No eran muchos los que se detenían ante el sonido del txistu, pero aún así no cesaban los flashes. En el escenario, los dantzaris de los grupos Erreka Ortu y Laguntasuna, ambos de Barakaldo, amenizaban las horas previas al encuentro entre Finlandia y la República Dominicana. “Hemos intentado que se una el deporte con la tradición para la gente que venga de fuera pueda conocer nuestra cultura”, explicaban desde la organización de Barakaldo Basket Hiria. Pero los de fuera, esos que vienen pintados de azul y blanco, visten camisetas de los Lakers o lucen banderas de Turquía y de República Dominicana, prefieren las barras de los bares que inundan la carpa cercana a Bilbao Exhibition Center (BEC). El lado más cultural de Euskadi logró captar, a pesar de todo, la atención de algún aficionado extranjero que escuchaba la música y seguía los pasos con atención. “Esto solo se ve en los pueblos pequeños de allí”, decía uno de los aficionados de Finlandia “pero aquí es muy alegre”.

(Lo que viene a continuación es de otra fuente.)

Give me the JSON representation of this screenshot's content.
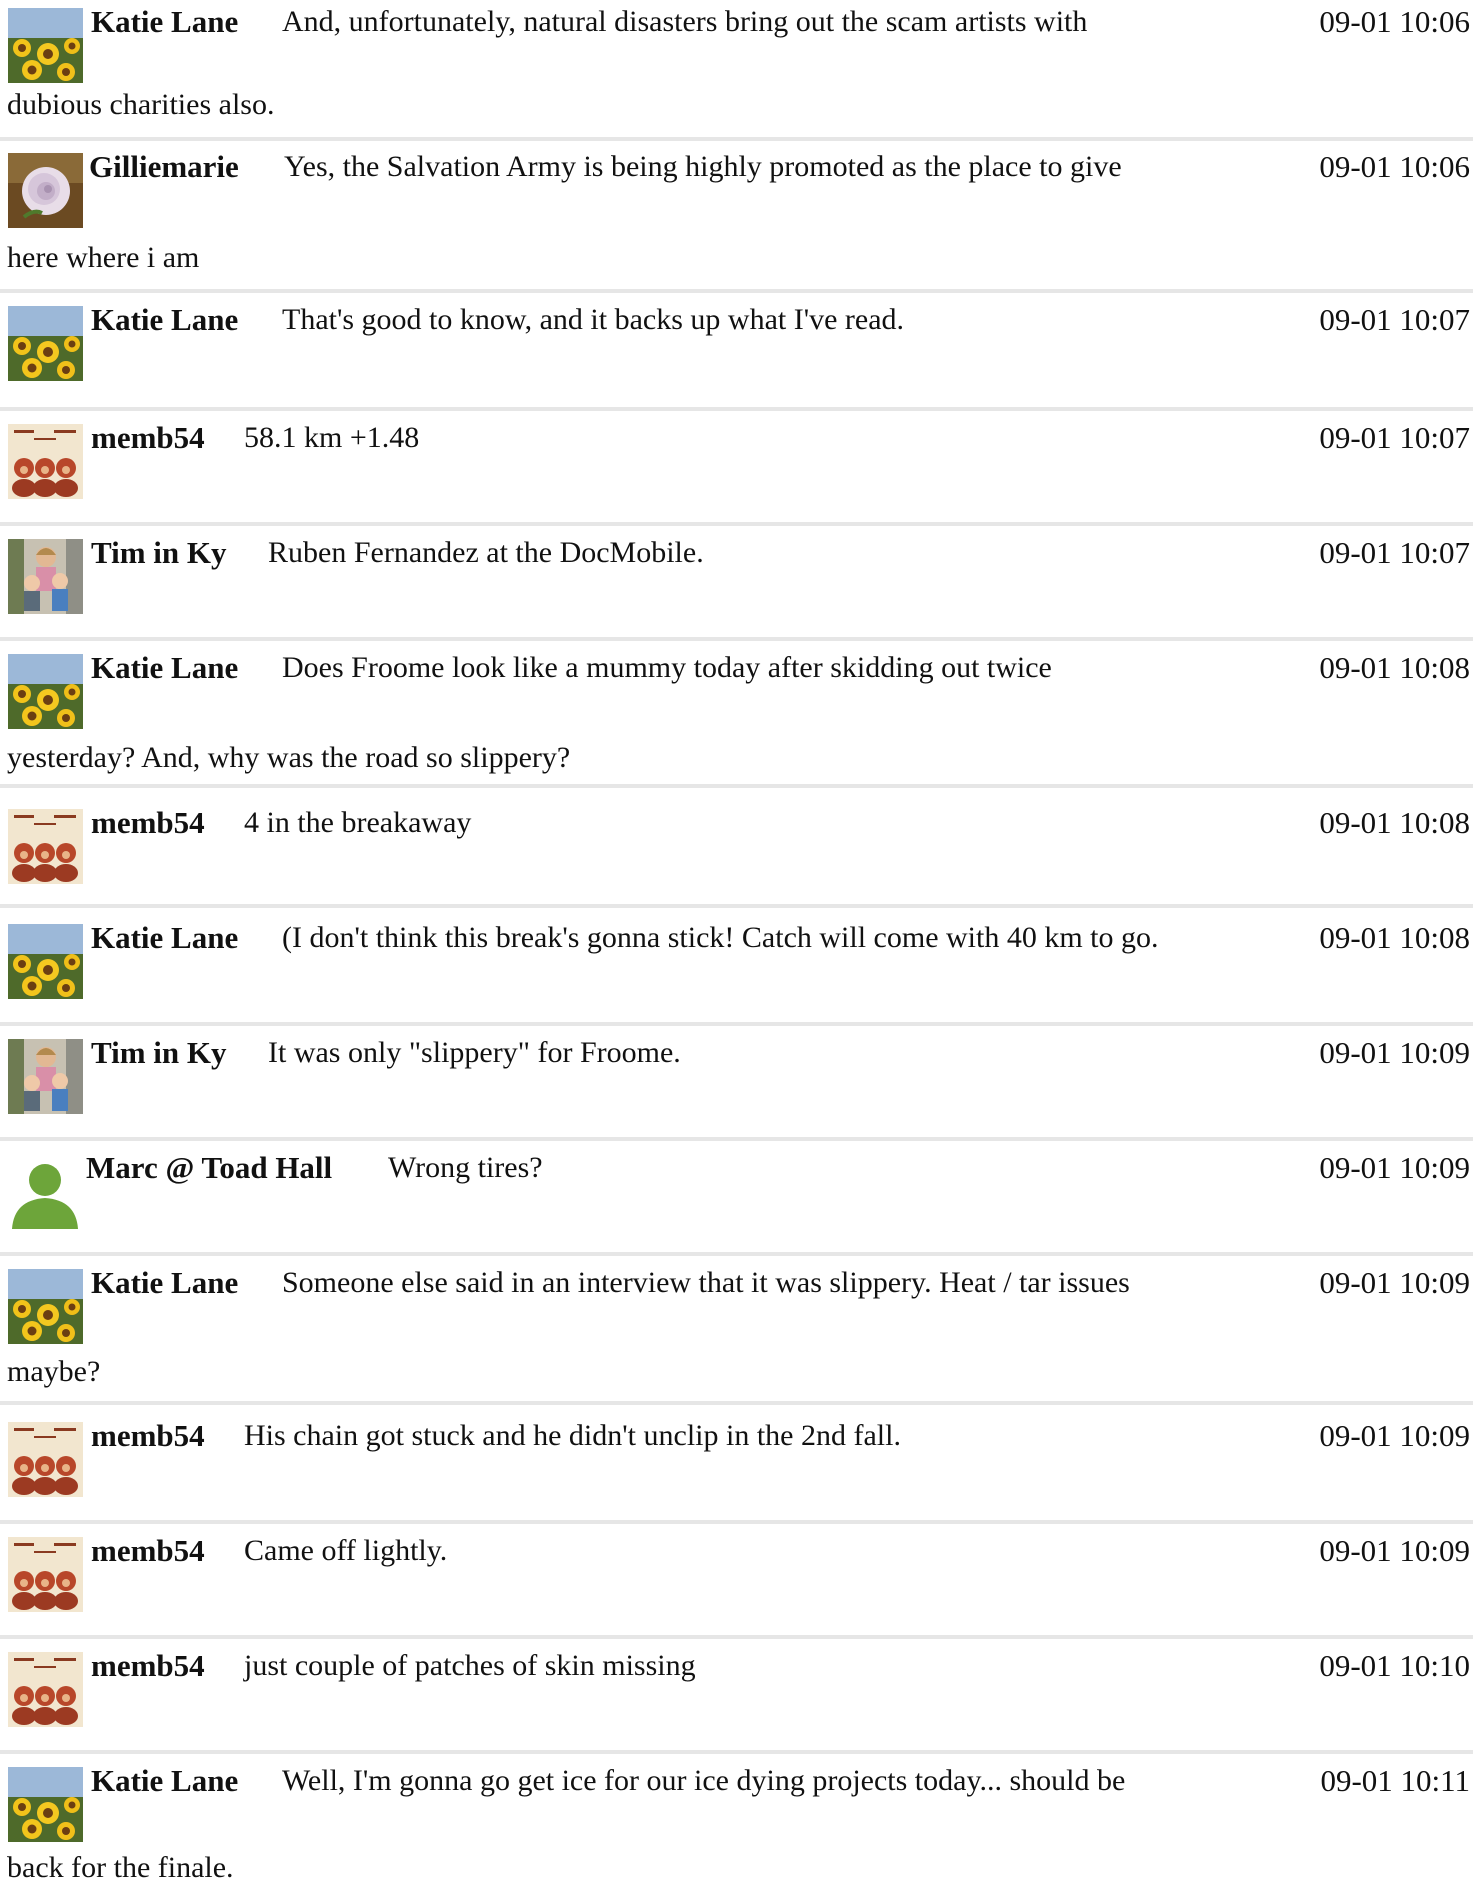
{
  "messages": [
    {
      "user": "Katie Lane",
      "avatar": "sunflower-field-avatar",
      "text": "And, unfortunately, natural disasters bring out the scam artists with",
      "cont": "dubious charities also.",
      "time": "09-01 10:06"
    },
    {
      "user": "Gilliemarie",
      "avatar": "rose-avatar",
      "text": "Yes, the Salvation Army is being highly promoted as the place to give",
      "cont": "here where i am",
      "time": "09-01 10:06"
    },
    {
      "user": "Katie Lane",
      "avatar": "sunflower-field-avatar",
      "text": "That's good to know, and it backs up what I've read.",
      "cont": "",
      "time": "09-01 10:07"
    },
    {
      "user": "memb54",
      "avatar": "three-monkeys-avatar",
      "text": "58.1 km +1.48",
      "cont": "",
      "time": "09-01 10:07"
    },
    {
      "user": "Tim in Ky",
      "avatar": "family-photo-avatar",
      "text": "Ruben Fernandez at the DocMobile.",
      "cont": "",
      "time": "09-01 10:07"
    },
    {
      "user": "Katie Lane",
      "avatar": "sunflower-field-avatar",
      "text": "Does Froome look like a mummy today after skidding out twice",
      "cont": "yesterday? And, why was the road so slippery?",
      "time": "09-01 10:08"
    },
    {
      "user": "memb54",
      "avatar": "three-monkeys-avatar",
      "text": "4 in the breakaway",
      "cont": "",
      "time": "09-01 10:08"
    },
    {
      "user": "Katie Lane",
      "avatar": "sunflower-field-avatar",
      "text": "(I don't think this break's gonna stick! Catch will come with 40 km to go.",
      "cont": "",
      "time": "09-01 10:08"
    },
    {
      "user": "Tim in Ky",
      "avatar": "family-photo-avatar",
      "text": "It was only \"slippery\" for Froome.",
      "cont": "",
      "time": "09-01 10:09"
    },
    {
      "user": "Marc @ Toad Hall",
      "avatar": "default-user-avatar",
      "text": "Wrong tires?",
      "cont": "",
      "time": "09-01 10:09"
    },
    {
      "user": "Katie Lane",
      "avatar": "sunflower-field-avatar",
      "text": "Someone else said in an interview that it was slippery. Heat / tar issues",
      "cont": "maybe?",
      "time": "09-01 10:09"
    },
    {
      "user": "memb54",
      "avatar": "three-monkeys-avatar",
      "text": "His chain got stuck and he didn't unclip in the 2nd fall.",
      "cont": "",
      "time": "09-01 10:09"
    },
    {
      "user": "memb54",
      "avatar": "three-monkeys-avatar",
      "text": "Came off lightly.",
      "cont": "",
      "time": "09-01 10:09"
    },
    {
      "user": "memb54",
      "avatar": "three-monkeys-avatar",
      "text": "just couple of patches of skin missing",
      "cont": "",
      "time": "09-01 10:10"
    },
    {
      "user": "Katie Lane",
      "avatar": "sunflower-field-avatar",
      "text": "Well, I'm gonna go get ice for our ice dying projects today... should be",
      "cont": "back for the finale.",
      "time": "09-01 10:11"
    }
  ]
}
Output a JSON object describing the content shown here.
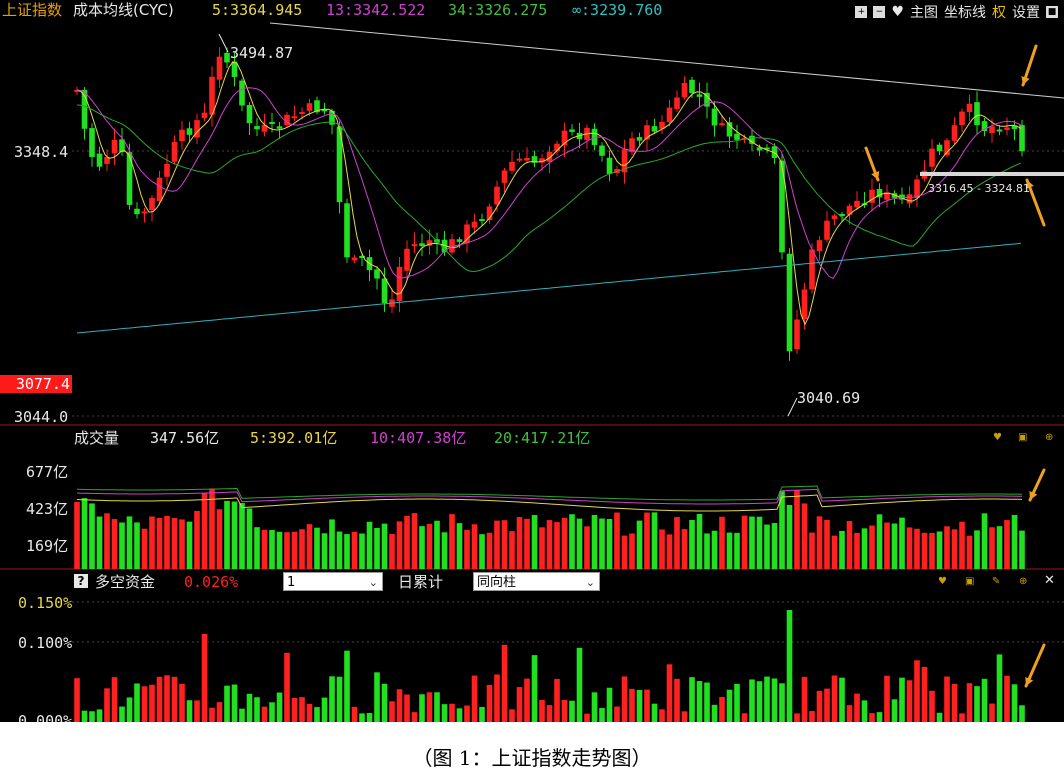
{
  "main": {
    "title": "上证指数",
    "indicator": "成本均线(CYC)",
    "ma_labels": [
      {
        "text": "5:3364.945",
        "color": "#e6d84a"
      },
      {
        "text": "13:3342.522",
        "color": "#d040d0"
      },
      {
        "text": "34:3326.275",
        "color": "#40c040"
      },
      {
        "text": "∞:3239.760",
        "color": "#30c0c0"
      }
    ],
    "toolbar": {
      "plus": "+",
      "minus": "−",
      "heart": "♥",
      "main_chart": "主图",
      "axis": "坐标线",
      "quan": "权",
      "settings": "设置"
    },
    "y_labels": {
      "top": "3348.4",
      "low": "3044.0",
      "current": "3077.4"
    },
    "high_label": "3494.87",
    "low_label": "3040.69",
    "band_label": "3316.45 - 3324.81"
  },
  "volume": {
    "title": "成交量",
    "value": "347.56亿",
    "ma5": "5:392.01亿",
    "ma10": "10:407.38亿",
    "ma20": "20:417.21亿",
    "y_labels": [
      "677亿",
      "423亿",
      "169亿"
    ]
  },
  "capital": {
    "help": "?",
    "title": "多空资金",
    "value": "0.026%",
    "period_value": "1",
    "accum_label": "日累计",
    "mode_value": "同向柱",
    "y_labels": [
      "0.150%",
      "0.100%",
      "0.000%"
    ]
  },
  "caption": "（图 1：上证指数走势图）",
  "colors": {
    "up": "#ff2020",
    "down": "#20e020",
    "background": "#000000"
  },
  "chart_data": {
    "type": "candlestick",
    "title": "上证指数",
    "y_axis_ticks": [
      3348.4,
      3077.4,
      3044.0
    ],
    "annotations": [
      "3494.87",
      "3040.69",
      "3316.45 - 3324.81"
    ]
  }
}
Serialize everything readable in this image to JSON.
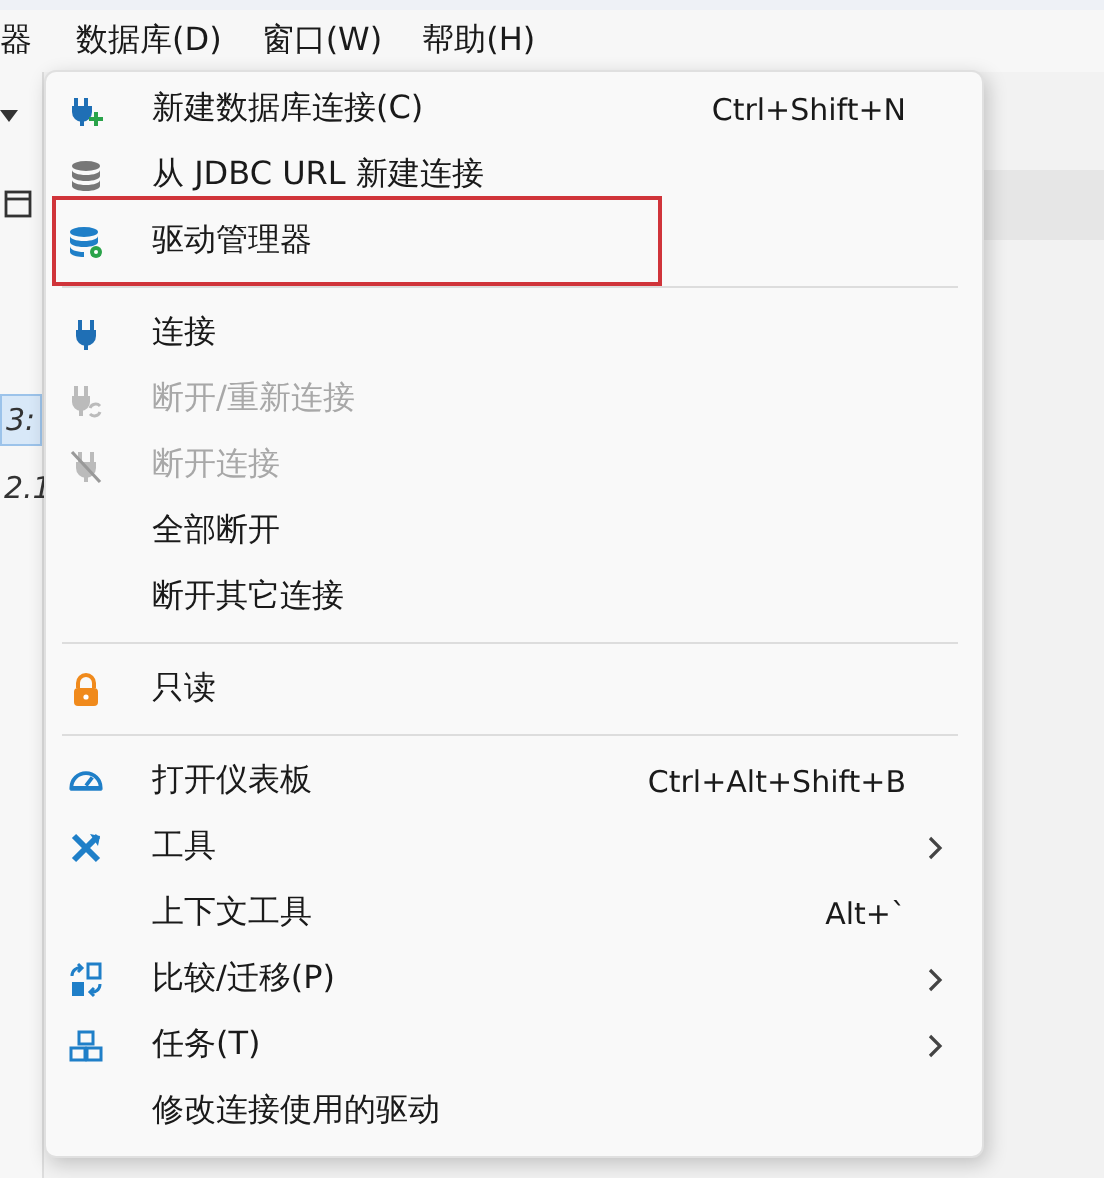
{
  "menubar": {
    "items": [
      {
        "label": "器"
      },
      {
        "label": "数据库(D)"
      },
      {
        "label": "窗口(W)"
      },
      {
        "label": "帮助(H)"
      }
    ]
  },
  "left_strip": {
    "texts": [
      {
        "label": "3:",
        "selected": true
      },
      {
        "label": "2.1",
        "selected": false
      }
    ]
  },
  "menu": {
    "items": [
      {
        "kind": "item",
        "label": "新建数据库连接(C)",
        "shortcut": "Ctrl+Shift+N",
        "disabled": false,
        "submenu": false,
        "annotated": false
      },
      {
        "kind": "item",
        "label": "从 JDBC URL 新建连接",
        "disabled": false,
        "submenu": false,
        "annotated": false
      },
      {
        "kind": "item",
        "label": "驱动管理器",
        "disabled": false,
        "submenu": false,
        "annotated": true
      },
      {
        "kind": "separator"
      },
      {
        "kind": "item",
        "label": "连接",
        "disabled": false,
        "submenu": false,
        "annotated": false
      },
      {
        "kind": "item",
        "label": "断开/重新连接",
        "disabled": true,
        "submenu": false,
        "annotated": false
      },
      {
        "kind": "item",
        "label": "断开连接",
        "disabled": true,
        "submenu": false,
        "annotated": false
      },
      {
        "kind": "item",
        "label": "全部断开",
        "disabled": false,
        "submenu": false,
        "annotated": false
      },
      {
        "kind": "item",
        "label": "断开其它连接",
        "disabled": false,
        "submenu": false,
        "annotated": false
      },
      {
        "kind": "separator"
      },
      {
        "kind": "item",
        "label": "只读",
        "disabled": false,
        "submenu": false,
        "annotated": false
      },
      {
        "kind": "separator"
      },
      {
        "kind": "item",
        "label": "打开仪表板",
        "shortcut": "Ctrl+Alt+Shift+B",
        "disabled": false,
        "submenu": false,
        "annotated": false
      },
      {
        "kind": "item",
        "label": "工具",
        "disabled": false,
        "submenu": true,
        "annotated": false
      },
      {
        "kind": "item",
        "label": "上下文工具",
        "shortcut": "Alt+`",
        "disabled": false,
        "submenu": false,
        "annotated": false
      },
      {
        "kind": "item",
        "label": "比较/迁移(P)",
        "disabled": false,
        "submenu": true,
        "annotated": false
      },
      {
        "kind": "item",
        "label": "任务(T)",
        "disabled": false,
        "submenu": true,
        "annotated": false
      },
      {
        "kind": "item",
        "label": "修改连接使用的驱动",
        "disabled": false,
        "submenu": false,
        "annotated": false
      }
    ]
  }
}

AMBIENTE Una hora antes, el folclore tomaba protagonismo en la Herriko Plaza al ritmo de las txalapartas de Hala Dzipo, una escuela de música tradicional de Barakaldo. Entre el público, algún que otro americano pero sobre todo, barakaldarras. “Pretendemos despertar en los chavales la inquietud por la txalaparta y lograr que la conozcan”, explicaba David Nanclares, miembro de la agrupación, mientras se impartía un pequeño taller sobre cómo crear melodías. El ambiente en la Herriko Plaza fue algo más flojo que en otras ocasiones, probablemente debido a la coincidencia con el encuentro de Estados Unidos, pero la organización de la Basket Hiria asegura “que se están cumpliendo las previsiones para alcanzar los 200.000 participantes” estimados para la programación barakaldarra.

Karen y su familia, por cierto, se perdieron entre la multitud camino de la cancha. Pero se llevan de vuelta a Alemania la “impresionante” imagen del Guggenheim y un partido de Liga en San Mamés.